They take the stage to treat audiences to hard-charging country, R&B or guitar-crunching power ballads. But these are not the likes of Creedence Clearwater Revisited, Gary Allan or the other name-brand ensembles headlining the Napa Town & Country Fair.
Instead, the singers performing at the Expo’s bandstand stage are men and women, and boys and girls, much like the several dozen spectators in the bleachers – except that these people have chosen to become the stars themselves, even if for only one day.
Ordinary folks’ time to shine is at The Grape Karaoke Kontest, the Town & Country Fair’s sing-it-yourself competition that was revived last year. And on Saturday afternoon, contestants like Brittney Murrow and Kacie Blackstone, friends from Petaluma and karaoke bar regulars in their hometown, embraced their few minutes on stage.
“How ya all doin’? Good to see ya!” Blackstone called out, pumping her arm and working the audience like a stage veteran before launching into a fire-eating rendition of Gretchen Wilson’s “Redneck Woman,” followed by her friend’s equally animated take on “Ex’s and Oh’s” by Elle King.
Afterward, the emotional payoff for Blackstone was far beyond what she was familiar with in small clubs. “There’s so much difference; it was a high – I could’ve run a marathon coming off the stage!” he exclaimed later.
Blackstone, Murrow and others were performing not only for fairground fans but for a three-judge panel scoring the contests for vocal performance, stage presence and overall quality. But for one of the judges, the willingness of amateurs to put themselves on the line in public was a victory in itself.
“We just admire the fact that people go stand on that stage,” said Doris Gentry, a Napa city councilmember. “I know that when I was 9, there was no way I’d have been there singing in front of a hundred people. You have to give points for the fact that people try. That’s the whole idea, that you try and try and you get better.”
Grouped with enthusiastic karaoke singers on Saturday were those like Nancy Reichle, who had never faced a paying audience before yet threw legs, hips, arms and heart into her rendition of James Brown’s famed R&B hit “I Got You.”
“I was overcoming my fear – I’d never done this before,” she said after being selected as one of the day’s four adults to perform again on Sunday. “I just overcame my fear and I went for it!”
Phil Trau, founder of Pure Energy Productions and the Napa contest’s organizer, stages contests at the fair in two age divisions, one for adults and the other for children and teenagers.
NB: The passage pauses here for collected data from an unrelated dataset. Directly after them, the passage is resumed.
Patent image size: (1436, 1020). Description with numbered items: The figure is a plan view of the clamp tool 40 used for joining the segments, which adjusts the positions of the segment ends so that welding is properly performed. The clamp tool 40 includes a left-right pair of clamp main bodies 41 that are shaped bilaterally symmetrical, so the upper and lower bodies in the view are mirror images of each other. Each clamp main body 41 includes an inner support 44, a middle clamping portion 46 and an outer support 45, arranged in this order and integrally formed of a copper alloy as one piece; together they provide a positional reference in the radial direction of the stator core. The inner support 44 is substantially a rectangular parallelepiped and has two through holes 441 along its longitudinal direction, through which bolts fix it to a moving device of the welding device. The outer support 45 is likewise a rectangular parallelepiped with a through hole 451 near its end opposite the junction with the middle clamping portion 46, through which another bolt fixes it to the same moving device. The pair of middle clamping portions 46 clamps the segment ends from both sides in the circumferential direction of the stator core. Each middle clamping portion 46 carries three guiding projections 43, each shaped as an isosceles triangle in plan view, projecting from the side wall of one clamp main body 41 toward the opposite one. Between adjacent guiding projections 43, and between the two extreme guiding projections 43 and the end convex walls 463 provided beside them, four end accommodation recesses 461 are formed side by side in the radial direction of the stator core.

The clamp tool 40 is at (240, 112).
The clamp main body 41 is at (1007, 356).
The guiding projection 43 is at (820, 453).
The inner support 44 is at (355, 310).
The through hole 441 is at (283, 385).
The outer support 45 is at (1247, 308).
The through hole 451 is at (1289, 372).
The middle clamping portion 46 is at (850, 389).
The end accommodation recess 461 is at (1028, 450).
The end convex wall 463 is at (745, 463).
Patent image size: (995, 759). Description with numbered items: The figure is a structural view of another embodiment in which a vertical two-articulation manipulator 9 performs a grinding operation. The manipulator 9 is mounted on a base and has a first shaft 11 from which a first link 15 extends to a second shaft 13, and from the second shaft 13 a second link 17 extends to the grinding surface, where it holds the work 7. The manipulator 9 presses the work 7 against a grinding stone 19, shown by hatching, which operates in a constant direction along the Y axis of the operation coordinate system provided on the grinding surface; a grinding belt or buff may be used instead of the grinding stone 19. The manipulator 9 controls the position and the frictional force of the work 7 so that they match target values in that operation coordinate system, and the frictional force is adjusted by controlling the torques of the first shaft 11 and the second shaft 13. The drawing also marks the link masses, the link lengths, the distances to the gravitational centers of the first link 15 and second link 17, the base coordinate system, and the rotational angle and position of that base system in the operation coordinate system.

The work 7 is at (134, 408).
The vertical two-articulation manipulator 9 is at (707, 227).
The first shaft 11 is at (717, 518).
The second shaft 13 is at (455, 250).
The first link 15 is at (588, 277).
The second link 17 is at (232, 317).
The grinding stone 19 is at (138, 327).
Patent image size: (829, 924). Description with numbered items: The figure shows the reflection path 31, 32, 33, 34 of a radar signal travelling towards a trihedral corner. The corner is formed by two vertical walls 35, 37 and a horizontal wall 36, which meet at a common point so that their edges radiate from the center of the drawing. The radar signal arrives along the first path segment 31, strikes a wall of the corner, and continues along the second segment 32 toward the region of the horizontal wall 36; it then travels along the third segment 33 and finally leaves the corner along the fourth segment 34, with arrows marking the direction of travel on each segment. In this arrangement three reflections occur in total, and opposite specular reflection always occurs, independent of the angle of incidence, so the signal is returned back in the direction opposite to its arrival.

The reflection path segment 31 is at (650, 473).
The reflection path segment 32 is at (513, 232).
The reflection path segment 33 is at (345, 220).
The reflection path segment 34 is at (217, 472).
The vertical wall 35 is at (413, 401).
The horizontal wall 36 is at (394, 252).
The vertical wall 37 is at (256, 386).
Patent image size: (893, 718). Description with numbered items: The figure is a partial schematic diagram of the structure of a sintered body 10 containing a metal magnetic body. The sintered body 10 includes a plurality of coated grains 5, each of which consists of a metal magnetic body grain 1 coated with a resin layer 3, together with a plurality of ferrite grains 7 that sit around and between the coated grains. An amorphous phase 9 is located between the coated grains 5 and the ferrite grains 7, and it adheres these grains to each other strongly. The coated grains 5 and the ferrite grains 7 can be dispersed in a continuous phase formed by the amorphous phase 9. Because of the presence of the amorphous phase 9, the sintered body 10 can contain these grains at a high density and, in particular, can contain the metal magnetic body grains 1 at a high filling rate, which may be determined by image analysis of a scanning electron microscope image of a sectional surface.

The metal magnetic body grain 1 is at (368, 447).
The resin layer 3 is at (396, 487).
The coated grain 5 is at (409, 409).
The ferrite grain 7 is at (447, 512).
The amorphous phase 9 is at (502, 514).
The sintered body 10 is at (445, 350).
In each division, judges pick three or four singers from preliminary heats on each of the first four days of the fair to compete in a Sunday final for ribbons and cash prizes.
The level of skill from untrained performers can vary wildly from event to event, according to Trau.
“It changes every year – we’ve had years with tons of great singers where it was obvious they were karaoke singers, and other years where it’s random people walking by who say ‘Oh, I should sing,’” he said of events like Napa’s, which the Expo restored to the Town & County Fair last year. “I usually tell people to just have fun. If someone is trying to be serious, trying too hard to hit every note, that comes across to the audience. This isn’t ‘American Idol;’ it’s a karaoke event at a fair and you’re supposed to have fun.”
For many of the older singers, Trau admitted, the idea of “fun” is easily lost amid the nerves.
“The kids are different because they have no fear,” he said earlier Saturday, after four of the afternoon’s youth contestants did an improvised dance following their heat. “A 9-year-old will just come up to the mic and rip it. Oftentimes, a 40- or 50-year-old will be shaking up there, or can’t go up there without a glass of wine or a cocktail.”
Nerves, however, seemed no problem to Murrow, who advanced to the Sunday final with her friend Blackstone and Reichle.
“Literally, having an audience, having people hyped up is so much fun,” she said. “It’s a rush, all your endorphins are going and you’re sweating – and after you finish, the applause is your validation.”